Sunday, August 26, 2012

Stanford Scientists Confirm my ant behavior hypothesis

Two years ago there were ants invading my office, and I took some time out to study their patterns.

I learned a few things about their behavior including one thing I stated in this post here:
Food chewed off quickly allows each ant return faster to the nest, bringing out more ants at a much faster rate than food chewed slowly.
Apparently this discovery has been proven by Stanford Scientists Debora Gordon et. al. and restated in a lot more words in this press release:
Gordon has found that the rate at which harvester ants ... leave the nest to search for food corresponds to food availability. A forager won't return to the nest until it finds food. If seeds are plentiful, foragers return faster, and more ants leave the nest to forage.

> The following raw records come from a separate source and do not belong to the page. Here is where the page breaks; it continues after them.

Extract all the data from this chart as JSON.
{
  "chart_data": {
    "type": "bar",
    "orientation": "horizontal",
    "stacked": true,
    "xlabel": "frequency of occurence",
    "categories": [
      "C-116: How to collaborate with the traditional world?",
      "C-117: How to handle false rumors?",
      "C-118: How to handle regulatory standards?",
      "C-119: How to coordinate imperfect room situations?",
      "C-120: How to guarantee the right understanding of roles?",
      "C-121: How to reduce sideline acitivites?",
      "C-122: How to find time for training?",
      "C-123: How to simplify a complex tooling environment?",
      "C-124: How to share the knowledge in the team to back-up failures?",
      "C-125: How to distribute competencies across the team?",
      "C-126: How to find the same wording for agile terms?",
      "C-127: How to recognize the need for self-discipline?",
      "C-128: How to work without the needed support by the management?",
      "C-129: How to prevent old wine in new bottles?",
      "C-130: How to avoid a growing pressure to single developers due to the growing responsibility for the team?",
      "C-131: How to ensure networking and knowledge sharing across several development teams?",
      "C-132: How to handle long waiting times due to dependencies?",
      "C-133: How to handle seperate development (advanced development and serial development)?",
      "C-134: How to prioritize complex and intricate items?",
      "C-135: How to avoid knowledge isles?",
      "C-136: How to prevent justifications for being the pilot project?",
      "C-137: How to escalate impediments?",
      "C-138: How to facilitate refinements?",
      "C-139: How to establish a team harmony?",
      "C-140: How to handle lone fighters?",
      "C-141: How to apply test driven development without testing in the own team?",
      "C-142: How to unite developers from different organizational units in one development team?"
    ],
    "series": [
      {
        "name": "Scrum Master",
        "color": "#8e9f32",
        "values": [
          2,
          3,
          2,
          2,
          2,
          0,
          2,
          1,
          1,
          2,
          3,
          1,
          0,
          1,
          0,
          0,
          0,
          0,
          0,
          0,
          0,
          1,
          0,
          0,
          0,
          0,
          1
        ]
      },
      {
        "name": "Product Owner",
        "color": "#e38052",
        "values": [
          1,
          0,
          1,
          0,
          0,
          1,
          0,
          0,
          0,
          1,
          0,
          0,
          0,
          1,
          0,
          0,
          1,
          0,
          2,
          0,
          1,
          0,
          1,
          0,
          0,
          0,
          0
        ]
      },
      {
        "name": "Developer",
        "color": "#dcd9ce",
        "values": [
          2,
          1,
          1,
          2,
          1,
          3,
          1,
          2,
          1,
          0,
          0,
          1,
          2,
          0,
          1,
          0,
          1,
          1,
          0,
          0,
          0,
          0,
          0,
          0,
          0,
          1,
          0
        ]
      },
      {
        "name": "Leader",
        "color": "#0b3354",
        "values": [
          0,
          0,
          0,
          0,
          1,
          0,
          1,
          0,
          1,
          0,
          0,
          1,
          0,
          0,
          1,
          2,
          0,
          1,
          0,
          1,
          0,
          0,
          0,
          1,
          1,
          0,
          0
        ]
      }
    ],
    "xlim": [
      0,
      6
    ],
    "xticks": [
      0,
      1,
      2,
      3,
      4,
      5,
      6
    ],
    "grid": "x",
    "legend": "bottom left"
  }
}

If, however, ants begin returning empty handed, the search is slowed, and perhaps called off.
Harvester ants. Creative commons photo: Steve Jurvetson 

Here is the link to an actual paper, and the words from the paper restating the above:
Regulation depends on feedback from returning foragers, who stimulate the outgoing foragers to leave on the next trip. Forager return rate corresponds to food availability, because foragers almost always continue to search until they find a seed, then immediately bring it back to the nest. The more food is available, the less time foragers spend searching and the more rapidly they return to the nest.